このことを受け8月2日、立憲民主党の子ども・子育てPTが主催し、幼児教育無償化の対象外とされている朝鮮学校幼稚部や幼稚園類似施設関係者へのヒアリングを、東京・永田町の衆議院第1議員会館で行った。
「幼保無償化を求める朝鮮幼稚園保護者連絡会」の宋恵淑代表は、「幼児教育・保育施設が、認可・無認可と様々な設置形態をとっている実態があるなかで、なぜ各種学校だけが名指しで排除されるのか。
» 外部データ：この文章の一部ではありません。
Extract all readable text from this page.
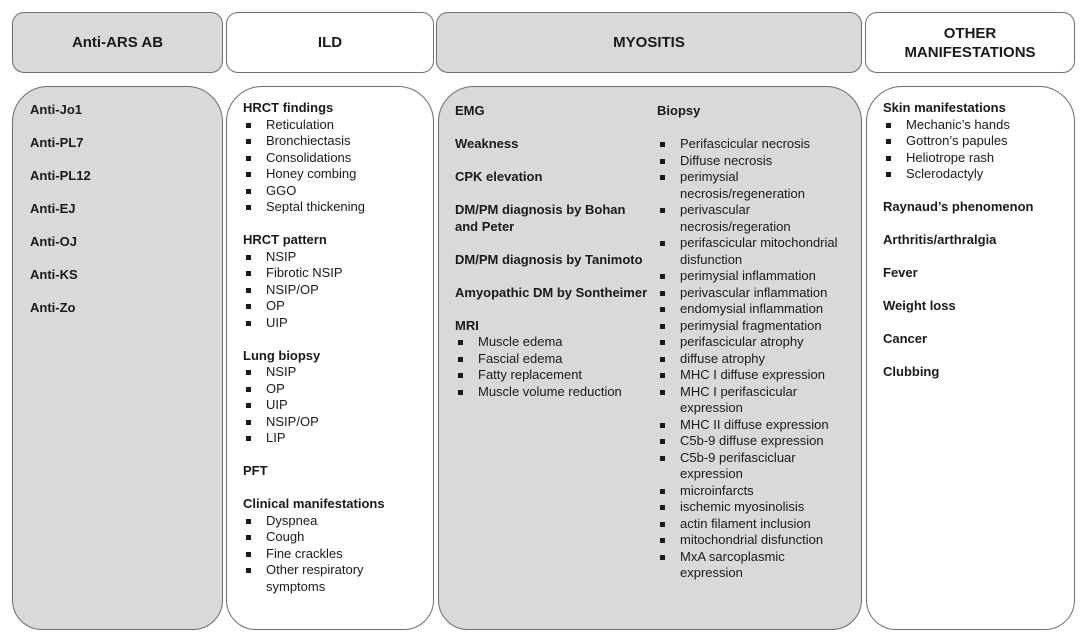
Anti-ARS AB	ILD	MYOSITIS
OTHER
MANIFESTATIONS
Anti-Jo1
Anti-PL7
Anti-PL12
Anti-EJ
Anti-OJ
Anti-KS
Anti-Zo
HRCT findings
Reticulation
Bronchiectasis
Consolidations
Honey combing
GGO
Septal thickening
HRCT pattern
NSIP
Fibrotic NSIP
NSIP/OP
OP
UIP
Lung biopsy
NSIP
OP
UIP
NSIP/OP
LIP
PFT
Clinical manifestations
Dyspnea
Cough
Fine crackles
Other respiratory symptoms
EMG
Weakness
CPK elevation
DM/PM diagnosis by Bohan and Peter
DM/PM diagnosis by Tanimoto
Amyopathic DM by Sontheimer
MRI
Muscle edema
Fascial edema
Fatty replacement
Muscle volume reduction
Biopsy
Perifascicular necrosis
Diffuse necrosis
perimysial necrosis/regeneration
perivascular necrosis/regeration
perifascicular mitochondrial disfunction
perimysial inflammation
perivascular inflammation
endomysial inflammation
perimysial fragmentation
perifascicular atrophy
diffuse atrophy
MHC I diffuse expression
MHC I perifascicular expression
MHC II diffuse expression
C5b-9 diffuse expression
C5b-9 perifascicluar expression
microinfarcts
ischemic myosinolisis
actin filament inclusion
mitochondrial disfunction
MxA sarcoplasmic expression
Skin manifestations
Mechanic’s hands
Gottron’s papules
Heliotrope rash
Sclerodactyly
Raynaud’s phenomenon
Arthritis/arthralgia
Fever
Weight loss
Cancer
Clubbing
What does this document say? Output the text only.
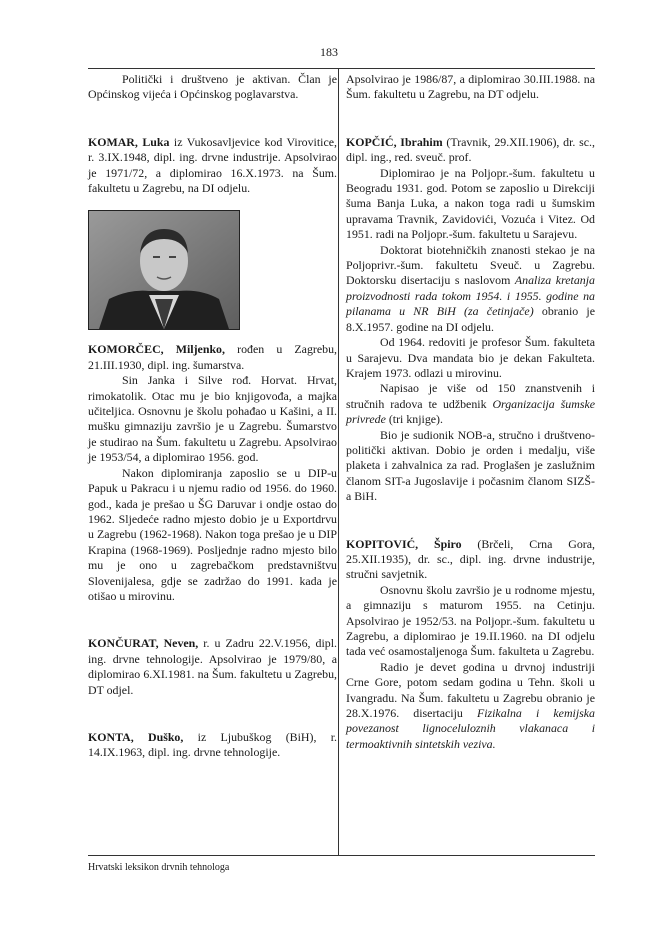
183

Politički i društveno je aktivan. Član je Općinskog vijeća i Općinskog poglavarstva.

KOMAR, Luka iz Vukosavljevice kod Virovitice, r. 3.IX.1948, dipl. ing. drvne industrije. Apsolvirao je 1971/72, a diplomirao 16.X.1973. na Šum. fakultetu u Zagrebu, na DI odjelu.

KOMORČEC, Miljenko, rođen u Zagrebu, 21.III.1930, dipl. ing. šumarstva.

Sin Janka i Silve rođ. Horvat. Hrvat, rimokatolik. Otac mu je bio knjigovođa, a majka učiteljica. Osnovnu je školu pohađao u Kašini, a II. mušku gimnaziju završio je u Zagrebu. Šumarstvo je studirao na Šum. fakultetu u Zagrebu. Apsolvirao je 1953/54, a diplomirao 1956. god.

Nakon diplomiranja zaposlio se u DIP-u Papuk u Pakracu i u njemu radio od 1956. do 1960. god., kada je prešao u ŠG Daruvar i ondje ostao do 1962. Sljedeće radno mjesto dobio je u Exportdrvu u Zagrebu (1962-1968). Nakon toga prešao je u DIP Krapina (1968-1969). Posljednje radno mjesto bilo mu je ono u zagrebačkom predstavništvu Slovenijalesa, gdje se zadržao do 1991. kada je otišao u mirovinu.

KONČURAT, Neven, r. u Zadru 22.V.1956, dipl. ing. drvne tehnologije. Apsolvirao je 1979/80, a diplomirao 6.XI.1981. na Šum. fakultetu u Zagrebu, DT odjel.

KONTA, Duško, iz Ljubuškog (BiH), r. 14.IX.1963, dipl. ing. drvne tehnologije.

Apsolvirao je 1986/87, a diplomirao 30.III.1988. na Šum. fakultetu u Zagrebu, na DT odjelu.

KOPČIĆ, Ibrahim (Travnik, 29.XII.1906), dr. sc., dipl. ing., red. sveuč. prof.

Diplomirao je na Poljopr.-šum. fakultetu u Beogradu 1931. god. Potom se zaposlio u Direkciji šuma Banja Luka, a nakon toga radi u šumskim upravama Travnik, Zavidovići, Vozuća i Vitez. Od 1951. radi na Poljopr.-šum. fakultetu u Sarajevu.

Doktorat biotehničkih znanosti stekao je na Poljoprivr.-šum. fakultetu Sveuč. u Zagrebu. Doktorsku disertaciju s naslovom Analiza kretanja proizvodnosti rada tokom 1954. i 1955. godine na pilanama u NR BiH (za četinjače) obranio je 8.X.1957. godine na DI odjelu.

Od 1964. redoviti je profesor Šum. fakulteta u Sarajevu. Dva mandata bio je dekan Fakulteta. Krajem 1973. odlazi u mirovinu.

Napisao je više od 150 znanstvenih i stručnih radova te udžbenik Organizacija šumske privrede (tri knjige).

Bio je sudionik NOB-a, stručno i društveno-politički aktivan. Dobio je orden i medalju, više plaketa i zahvalnica za rad. Proglašen je zaslužnim članom SIT-a Jugoslavije i počasnim članom SIZŠ-a BiH.

KOPITOVIĆ, Špiro (Brčeli, Crna Gora, 25.XII.1935), dr. sc., dipl. ing. drvne industrije, stručni savjetnik.

Osnovnu školu završio je u rodnome mjestu, a gimnaziju s maturom 1955. na Cetinju. Apsolvirao je 1952/53. na Poljopr.-šum. fakultetu u Zagrebu, a diplomirao je 19.II.1960. na DI odjelu tada već osamostaljenoga Šum. fakulteta u Zagrebu.

Radio je devet godina u drvnoj industriji Crne Gore, potom sedam godina u Tehn. školi u Ivangradu. Na Šum. fakultetu u Zagrebu obranio je 28.X.1976. disertaciju Fizikalna i kemijska povezanost lignoceluloznih vlakanaca i termoaktivnih sintetskih veziva.

Hrvatski leksikon drvnih tehnologa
朝鮮幼稚園は母語教育を中心に幼児教育を行い、しっかりとした保育の実態も備えている」と訴えながら、
①各種学校の幼児教育・保育施設を無償化の対象として認めること、
②上記施設を利用するすべての園児たちに、幼稚園並みの月2.57万円の無償化と預かり保育が必要な園児に対し、幼稚園預かり保育と同等の月1.13万円を加算する無償化を適用すること―を求めた。
また、宋代表は、関係省庁によるヒアリングすら行われていないとして、「まずは、朝鮮幼稚園を見にきてほしい」と訴えた。
続けて、モンテッソーリ鎌倉こどもの家インターナショナルの加藤允基代表は、「保護者の経済的負担がますます増大し、無償化対象園に転園する事態が起き、閉園に追い込まれる」と悲痛な思いを伝えた。
ヒアリングには、立憲民主党から初鹿明博(写真右)、早稲田ゆき(同左)、山尾志桜里の各衆議院議員、文科省、厚生労働省、内閣府から7人の担当者が参加した。
文科省は「各種学校は対象外」との立場を崩さなかった。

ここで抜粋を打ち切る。